Generalizing Statistical Results to the Entire Population

Statistics All-in-One For Dummies

Making conclusions about a much broader population than your sample actually represents is one of the biggest no-no's in statistics. This kind of problem is called generalization, and it occurs more often than you might think. People want their results instantly; they don't want to wait for them, so well-planned surveys and experiments take a back seat to instant Web surveys and convenience samples.

For example, a researcher wants to know how cable news channels have influenced the way Americans get their news. He also happens to be a statistics professor at a large research institution and has 1,000 students in his classes. He decides that instead of taking a random sample of Americans, which would be difficult, time-consuming, and expensive, he will just put a question on his final exam to get his students' answers. His data analysis shows that only 5 percent of his students read the newspaper and/or watch network news programs anymore; the rest watch cable news. For his class, the ratio of students who exclusively watch cable news compared to those students who don't is 20 to 1. The professor reports this and sends out a press release about it. The cable news channels pick up on it and the next day are reporting, "Americans choose cable news channels over newspapers and network news by a 20-to-1 margin!"

Do you see what's wrong with this picture? The problem is that the professor's conclusions go way beyond his study, which is wrong. He used the students in his statistics class to obtain the data that serves as the basis for his entire report and the resulting headline. Yet the professor reports the results about all Americans.
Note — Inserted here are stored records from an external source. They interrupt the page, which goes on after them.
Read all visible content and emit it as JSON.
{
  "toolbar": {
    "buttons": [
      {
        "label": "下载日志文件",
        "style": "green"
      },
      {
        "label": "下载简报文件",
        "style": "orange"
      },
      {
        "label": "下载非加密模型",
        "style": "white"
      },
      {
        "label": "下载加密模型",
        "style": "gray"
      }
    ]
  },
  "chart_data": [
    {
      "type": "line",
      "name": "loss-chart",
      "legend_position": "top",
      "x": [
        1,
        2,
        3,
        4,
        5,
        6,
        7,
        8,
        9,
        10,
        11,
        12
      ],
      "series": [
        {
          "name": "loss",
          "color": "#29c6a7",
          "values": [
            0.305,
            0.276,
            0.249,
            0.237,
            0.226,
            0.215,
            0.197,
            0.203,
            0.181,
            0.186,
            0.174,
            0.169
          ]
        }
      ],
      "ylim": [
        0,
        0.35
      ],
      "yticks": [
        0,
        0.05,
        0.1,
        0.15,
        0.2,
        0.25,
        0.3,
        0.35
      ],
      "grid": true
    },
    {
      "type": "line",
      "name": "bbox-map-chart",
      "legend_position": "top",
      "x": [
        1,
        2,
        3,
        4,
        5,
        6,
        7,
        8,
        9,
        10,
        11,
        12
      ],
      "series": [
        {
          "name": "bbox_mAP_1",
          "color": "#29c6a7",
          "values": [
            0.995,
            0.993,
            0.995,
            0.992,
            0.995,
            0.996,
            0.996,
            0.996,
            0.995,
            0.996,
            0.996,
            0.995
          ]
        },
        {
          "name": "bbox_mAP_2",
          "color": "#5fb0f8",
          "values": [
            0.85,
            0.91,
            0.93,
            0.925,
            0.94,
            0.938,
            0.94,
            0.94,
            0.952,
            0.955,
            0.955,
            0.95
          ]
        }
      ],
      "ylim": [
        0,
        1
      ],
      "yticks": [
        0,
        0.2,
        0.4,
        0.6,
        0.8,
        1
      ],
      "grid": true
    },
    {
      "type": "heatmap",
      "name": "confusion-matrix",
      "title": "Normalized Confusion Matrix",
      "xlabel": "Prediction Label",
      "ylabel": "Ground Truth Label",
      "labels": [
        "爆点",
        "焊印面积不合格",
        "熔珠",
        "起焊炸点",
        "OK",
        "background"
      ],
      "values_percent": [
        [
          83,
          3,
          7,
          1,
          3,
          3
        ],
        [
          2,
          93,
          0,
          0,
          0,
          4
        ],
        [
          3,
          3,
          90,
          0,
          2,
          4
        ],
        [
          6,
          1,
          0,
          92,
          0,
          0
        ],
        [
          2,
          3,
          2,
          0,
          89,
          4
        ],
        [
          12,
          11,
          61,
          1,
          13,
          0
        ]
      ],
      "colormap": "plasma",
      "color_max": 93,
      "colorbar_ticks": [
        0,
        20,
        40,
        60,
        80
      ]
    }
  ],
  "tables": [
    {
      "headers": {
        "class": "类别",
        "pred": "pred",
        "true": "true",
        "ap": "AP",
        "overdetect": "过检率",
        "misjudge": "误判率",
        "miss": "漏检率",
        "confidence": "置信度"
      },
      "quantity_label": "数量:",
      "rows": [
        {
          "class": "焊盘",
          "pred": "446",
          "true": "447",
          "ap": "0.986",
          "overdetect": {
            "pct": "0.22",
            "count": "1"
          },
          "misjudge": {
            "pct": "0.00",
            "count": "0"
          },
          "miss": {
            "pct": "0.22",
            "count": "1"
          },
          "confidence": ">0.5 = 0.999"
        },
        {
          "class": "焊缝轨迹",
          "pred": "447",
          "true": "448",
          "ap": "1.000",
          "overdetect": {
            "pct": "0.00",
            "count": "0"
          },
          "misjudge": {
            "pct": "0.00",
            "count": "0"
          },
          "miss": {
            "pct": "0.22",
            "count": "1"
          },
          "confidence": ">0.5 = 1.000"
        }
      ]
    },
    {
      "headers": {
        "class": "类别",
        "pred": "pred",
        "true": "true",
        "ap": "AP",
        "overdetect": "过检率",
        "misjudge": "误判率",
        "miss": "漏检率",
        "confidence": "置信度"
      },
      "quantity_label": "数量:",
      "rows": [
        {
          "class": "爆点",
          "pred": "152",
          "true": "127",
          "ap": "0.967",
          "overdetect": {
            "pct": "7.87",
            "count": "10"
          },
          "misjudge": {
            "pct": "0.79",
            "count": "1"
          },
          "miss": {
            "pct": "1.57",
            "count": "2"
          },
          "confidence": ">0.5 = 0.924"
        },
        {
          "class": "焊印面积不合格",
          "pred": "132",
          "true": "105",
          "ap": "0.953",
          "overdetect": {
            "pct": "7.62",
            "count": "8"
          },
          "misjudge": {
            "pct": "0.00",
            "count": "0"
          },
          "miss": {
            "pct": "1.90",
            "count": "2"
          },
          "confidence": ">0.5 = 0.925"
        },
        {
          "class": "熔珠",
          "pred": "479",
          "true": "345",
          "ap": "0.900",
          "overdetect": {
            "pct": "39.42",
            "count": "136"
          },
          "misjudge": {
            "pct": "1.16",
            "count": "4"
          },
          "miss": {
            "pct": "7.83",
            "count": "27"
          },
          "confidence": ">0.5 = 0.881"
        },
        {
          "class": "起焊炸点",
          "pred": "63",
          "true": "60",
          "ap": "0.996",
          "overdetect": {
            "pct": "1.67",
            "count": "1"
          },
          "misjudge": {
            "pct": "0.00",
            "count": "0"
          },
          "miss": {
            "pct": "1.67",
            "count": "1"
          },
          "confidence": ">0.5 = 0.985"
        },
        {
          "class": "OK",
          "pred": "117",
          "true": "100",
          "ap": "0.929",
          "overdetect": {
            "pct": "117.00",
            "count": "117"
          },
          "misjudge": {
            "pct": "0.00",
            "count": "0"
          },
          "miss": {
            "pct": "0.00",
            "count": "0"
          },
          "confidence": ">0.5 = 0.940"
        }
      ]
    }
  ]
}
It's safe to say that a sample of 1,000 college students taking a statistics class at the same time at the same college doesn't represent a cross section of America.

If the professor wants to make conclusions in the end about America, he has to select a random sample of Americans to take his survey. If he uses 1,000 students from his class, then his conclusions can be made only about that class and no one else.

To avoid or detect generalization, identify the population that you're intending to make conclusions about and make sure the selected sample represents that population. If the sample represents a smaller group within that population, then the conclusions have to be downsized in scope also.